India’s dredging market is seen at ?20,000 crore by 2020, according to government estimates.
The government, which owns 73.47 per cent stake in Mumbai-listed DCI, considers the firm based in the port city of Visakhapatnam a “laggard”.
India’s biggest dredging contractor earned ?599.69 crore from running 19 dredgers of different categories and reported a net profit of ?7.40 crore in the year ended March 2017. It has a debt of ?700 crore on its books.
“DCI has a lot of dredging equipment,” says a senior executive with one of the dredging companies. “If someone wants to increase their portfolio of dredging equipment, buying DCI would definitely benefit. And, possibly trained manpower,” he said.
Some experts, however, suggest that entities looking to buy DCI would be able to get “better equipment” with the money spent on acquisition.
“DCI’s dredgers are meant only for maintenance dredging and not designed to do capital dredging,” said a consultant who advises the firm. “The entity buying DCI will have to spend at least ?300 crore to buy some good spares to re-furbish the dredgers to boost performance,” he said, asking not to be named.
Operational costs
Besides, DCI dredgers are not designed to operate with less personnel. While, a dredger owned by a European dredging firm can be run with 27 people, DCI’s dredgers require at least 40 people to operate, raising operational costs, he said. “But, the number of equipment DCI has would require a few thousands of crores for someone to buy new ones. Plus, the waiting period to get those equipment is at least 18 months. With the acquisition of DCI, the equipment is readily available. In dredging, the cash earners are your equipment. That becomes the selling point for DCI,” the executive mentioned earlier said.

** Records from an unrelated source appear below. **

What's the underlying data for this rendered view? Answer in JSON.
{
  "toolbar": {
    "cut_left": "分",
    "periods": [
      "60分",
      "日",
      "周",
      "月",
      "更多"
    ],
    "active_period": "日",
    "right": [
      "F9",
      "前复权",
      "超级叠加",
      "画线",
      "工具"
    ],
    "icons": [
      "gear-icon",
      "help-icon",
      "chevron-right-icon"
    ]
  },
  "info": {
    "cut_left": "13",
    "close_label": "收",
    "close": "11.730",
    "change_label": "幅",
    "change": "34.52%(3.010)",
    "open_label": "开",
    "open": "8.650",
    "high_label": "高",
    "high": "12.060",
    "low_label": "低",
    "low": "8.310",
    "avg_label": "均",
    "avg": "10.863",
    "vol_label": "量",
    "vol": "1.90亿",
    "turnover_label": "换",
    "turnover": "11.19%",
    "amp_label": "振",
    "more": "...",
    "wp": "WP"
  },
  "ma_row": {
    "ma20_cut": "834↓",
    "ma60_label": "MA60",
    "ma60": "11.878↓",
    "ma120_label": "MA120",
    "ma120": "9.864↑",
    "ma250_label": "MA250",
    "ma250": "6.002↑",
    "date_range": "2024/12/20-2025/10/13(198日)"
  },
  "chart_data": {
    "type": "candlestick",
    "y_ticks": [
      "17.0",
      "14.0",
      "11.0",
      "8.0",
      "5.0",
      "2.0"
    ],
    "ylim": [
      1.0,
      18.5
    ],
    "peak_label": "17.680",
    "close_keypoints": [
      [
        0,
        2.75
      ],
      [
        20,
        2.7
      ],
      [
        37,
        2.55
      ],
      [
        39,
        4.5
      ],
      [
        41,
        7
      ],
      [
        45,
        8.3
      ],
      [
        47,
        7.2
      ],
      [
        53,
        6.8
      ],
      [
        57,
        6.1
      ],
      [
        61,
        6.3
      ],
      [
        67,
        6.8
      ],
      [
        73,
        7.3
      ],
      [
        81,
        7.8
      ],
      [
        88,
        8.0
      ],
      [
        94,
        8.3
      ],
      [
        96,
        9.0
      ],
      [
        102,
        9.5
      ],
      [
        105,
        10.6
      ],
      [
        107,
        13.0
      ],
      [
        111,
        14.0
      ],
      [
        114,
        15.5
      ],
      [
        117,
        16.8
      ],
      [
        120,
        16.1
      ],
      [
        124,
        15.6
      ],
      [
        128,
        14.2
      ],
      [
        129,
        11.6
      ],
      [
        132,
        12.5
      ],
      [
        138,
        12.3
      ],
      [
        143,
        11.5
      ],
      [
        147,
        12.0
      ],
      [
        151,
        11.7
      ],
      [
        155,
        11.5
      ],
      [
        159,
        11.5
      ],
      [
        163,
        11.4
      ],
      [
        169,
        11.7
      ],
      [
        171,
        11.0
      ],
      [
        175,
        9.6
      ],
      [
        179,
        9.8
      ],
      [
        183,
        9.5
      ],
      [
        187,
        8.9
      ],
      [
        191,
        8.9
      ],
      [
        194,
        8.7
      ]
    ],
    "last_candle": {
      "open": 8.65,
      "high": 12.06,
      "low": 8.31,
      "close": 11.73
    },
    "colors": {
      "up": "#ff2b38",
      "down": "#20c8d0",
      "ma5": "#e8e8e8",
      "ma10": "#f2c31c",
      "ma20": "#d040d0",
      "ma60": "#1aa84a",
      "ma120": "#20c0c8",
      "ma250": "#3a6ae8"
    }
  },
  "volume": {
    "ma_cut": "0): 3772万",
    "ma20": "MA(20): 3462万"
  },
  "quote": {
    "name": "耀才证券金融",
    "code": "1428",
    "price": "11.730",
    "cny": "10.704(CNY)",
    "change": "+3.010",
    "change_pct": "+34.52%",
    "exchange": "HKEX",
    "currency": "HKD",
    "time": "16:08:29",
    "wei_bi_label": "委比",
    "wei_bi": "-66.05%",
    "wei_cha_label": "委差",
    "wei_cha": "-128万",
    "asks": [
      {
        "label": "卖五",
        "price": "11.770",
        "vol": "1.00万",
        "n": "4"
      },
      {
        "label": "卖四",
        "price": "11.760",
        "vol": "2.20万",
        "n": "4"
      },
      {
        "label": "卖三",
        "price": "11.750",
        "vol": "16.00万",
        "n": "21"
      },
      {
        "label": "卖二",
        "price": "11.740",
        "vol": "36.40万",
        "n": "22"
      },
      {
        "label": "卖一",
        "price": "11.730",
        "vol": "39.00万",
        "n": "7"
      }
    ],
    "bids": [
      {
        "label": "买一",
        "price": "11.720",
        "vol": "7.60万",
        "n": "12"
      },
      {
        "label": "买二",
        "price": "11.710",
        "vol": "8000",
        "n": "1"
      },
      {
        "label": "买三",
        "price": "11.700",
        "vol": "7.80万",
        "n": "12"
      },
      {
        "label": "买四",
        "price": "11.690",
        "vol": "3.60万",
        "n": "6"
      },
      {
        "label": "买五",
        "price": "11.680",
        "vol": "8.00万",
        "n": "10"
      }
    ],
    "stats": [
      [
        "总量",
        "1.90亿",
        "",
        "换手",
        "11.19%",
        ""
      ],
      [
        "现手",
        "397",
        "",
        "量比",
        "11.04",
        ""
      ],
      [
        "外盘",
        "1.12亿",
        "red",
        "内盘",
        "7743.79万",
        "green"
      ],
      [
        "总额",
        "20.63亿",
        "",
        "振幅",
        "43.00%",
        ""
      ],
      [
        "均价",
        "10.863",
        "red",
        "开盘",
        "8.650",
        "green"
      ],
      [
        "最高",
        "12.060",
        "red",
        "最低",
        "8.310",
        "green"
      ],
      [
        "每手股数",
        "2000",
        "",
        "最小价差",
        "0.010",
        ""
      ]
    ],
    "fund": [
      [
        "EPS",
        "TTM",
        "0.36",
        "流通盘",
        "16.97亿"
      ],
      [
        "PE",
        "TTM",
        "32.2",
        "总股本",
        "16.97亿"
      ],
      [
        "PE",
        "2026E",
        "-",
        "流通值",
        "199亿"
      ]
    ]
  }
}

The average age of the company’s fleet involved in maintenance dredging — where it holds the top slot in India — is 22 years while that of capital dredging is 30 years.
But, unlike merchant ships, dredgers don’t have age restrictions to operate as long as they hold safety certifications from ship classification societies.
For many years, DCI survived on assured business given by the Central government-owned port trusts on nomination basis (without tenders). This system was scrapped in the last decade. DCI now has to compete with other firms, both Indian and foreign, to win contracts at State-owned port trusts and elsewhere.
In fact, more than half of DCI’s annual revenues came from the maintenance dredging contract at Kolkata Port Trust and a big portion of the other half from Cochin Port Trust.
Stiff competition
Dredging Corporation is now facing stiff competition from local rivals such as Adani Group, Mercator, Dharti Dredging and other global firms for securing jobs. Intense competition has resulted in dredging contractors quoting way below estimates to clinch contracts, hurting their margins.